What do you all do with your rabbit pelts? 
Ones that are on the rabbits for people food get tanned.
Ones on the rabbits for the dogs get eaten by the dogs.

Do you sell them and if so, who to? 
No. I give them to friends and family and keep some for ourselves. We are all crafters.

Do you tan them yourself and then make things from it and if so, what do you make? 
Yes. There are many tanning agents on the markets. I use different tans for different purposes like if its for a garment, then I use one of the many tans specially for garments. There also is hair on or hair off tans.
Some Tans are better for sued if thats what you want and so on.
We all make all sorts of things. Imagination!!! My friend makes spirit sticks and uses pelts with them. Lining for homemade jewelry boxes... Sew together for blankets... Hats, muffs, scarves... Gosh the list can go on forever.

What breed of rabbit do you prefer for the pelts and why?
I breed only rabbits I like for dual purpose, Rex and Stain. Both have nice meat and excellent pelts.
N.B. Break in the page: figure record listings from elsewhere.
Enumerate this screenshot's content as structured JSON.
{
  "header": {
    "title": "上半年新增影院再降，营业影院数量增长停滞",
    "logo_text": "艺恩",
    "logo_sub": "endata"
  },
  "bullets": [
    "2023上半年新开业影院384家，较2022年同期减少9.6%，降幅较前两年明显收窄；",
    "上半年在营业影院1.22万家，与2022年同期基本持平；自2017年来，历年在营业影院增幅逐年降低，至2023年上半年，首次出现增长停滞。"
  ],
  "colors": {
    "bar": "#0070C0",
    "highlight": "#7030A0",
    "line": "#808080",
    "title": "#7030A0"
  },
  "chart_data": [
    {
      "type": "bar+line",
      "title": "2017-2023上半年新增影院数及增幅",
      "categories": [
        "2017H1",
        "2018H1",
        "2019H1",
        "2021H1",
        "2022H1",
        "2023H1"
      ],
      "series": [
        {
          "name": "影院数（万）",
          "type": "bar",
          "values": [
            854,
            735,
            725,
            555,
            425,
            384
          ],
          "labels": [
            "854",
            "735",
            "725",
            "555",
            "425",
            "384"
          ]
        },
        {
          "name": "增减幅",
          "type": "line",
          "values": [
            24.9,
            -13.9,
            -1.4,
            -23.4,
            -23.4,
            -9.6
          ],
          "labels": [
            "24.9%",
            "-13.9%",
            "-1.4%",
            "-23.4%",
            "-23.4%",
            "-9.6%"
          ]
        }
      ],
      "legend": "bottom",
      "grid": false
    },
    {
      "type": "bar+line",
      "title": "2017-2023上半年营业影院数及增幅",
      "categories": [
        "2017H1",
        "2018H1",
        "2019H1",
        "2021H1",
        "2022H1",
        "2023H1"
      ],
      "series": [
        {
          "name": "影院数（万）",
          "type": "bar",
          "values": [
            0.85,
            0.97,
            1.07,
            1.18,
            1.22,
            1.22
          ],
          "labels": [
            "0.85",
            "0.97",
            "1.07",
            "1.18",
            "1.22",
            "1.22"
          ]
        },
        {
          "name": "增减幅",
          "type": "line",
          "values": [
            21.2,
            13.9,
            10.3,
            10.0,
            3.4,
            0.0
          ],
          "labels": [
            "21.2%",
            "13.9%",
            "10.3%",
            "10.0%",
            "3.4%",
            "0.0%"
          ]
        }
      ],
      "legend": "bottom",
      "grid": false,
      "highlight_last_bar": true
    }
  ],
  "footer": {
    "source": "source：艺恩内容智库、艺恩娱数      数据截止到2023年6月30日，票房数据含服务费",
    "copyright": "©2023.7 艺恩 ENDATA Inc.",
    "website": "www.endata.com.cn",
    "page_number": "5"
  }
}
My angoras are for spinning fiber, so thats all together different since they dont get eaten and tanned. Culls go to the dogs for dog food after they have been sheared.


----------



## Pat Lamar (Jun 19, 2002)

Blair said:


> What do you all do with your rabbit pelts?
> 
> *Do you sell them and if so, who to? *
> 
> ...


Unfortunately, there is very little market for tanned pelts in the U.S. simply because we can buy the imported tanned pelts at retail prices for less than it would cost us to tan them. The only real market for U.S. pelts would be for the Rex pelts, and they have to be prime. "Prime" pelts simply do not come from fryer-aged rabbits, although there is a "junior prime" which occurs around 3 months of age. Otherwise, you're looking at 6 to 8 months of age for a prime pelt... and that makes the rabbit too old for the prime meat market wanting young, tender fryers (which cannot be over 12 weeks of age). However, the pet food market sure doesn't care about the age of the rabbit, eh?

Pat Lamar
"Commercial Rabbit Industries"
http://revolution.3-cities.com/~fuzyfarm


----------



## Terry W (Mar 10, 2006)

Pat Lamar said:


> However, the pet food market sure doesn't care about the age of the rabbit, eh?
> 
> Pat Lamar
> "Commercial Rabbit Industries"
> http://revolution.3-cities.com/~fuzyfarm


 Neither do a couple of my individual 'from the farm' customers-- the way they cook the meat-- it becomes tender if it wasn't to start with!!!


----------



## Pat Lamar (Jun 19, 2002)

Rabbit meat comes in classifications, just like chicken: Fryers, roasters, stewers... and there even used to be capons, too. Stewing an old rabbit (or chicken) will naturally make it tender. Parboiling can also help.

Pat Lamar


----------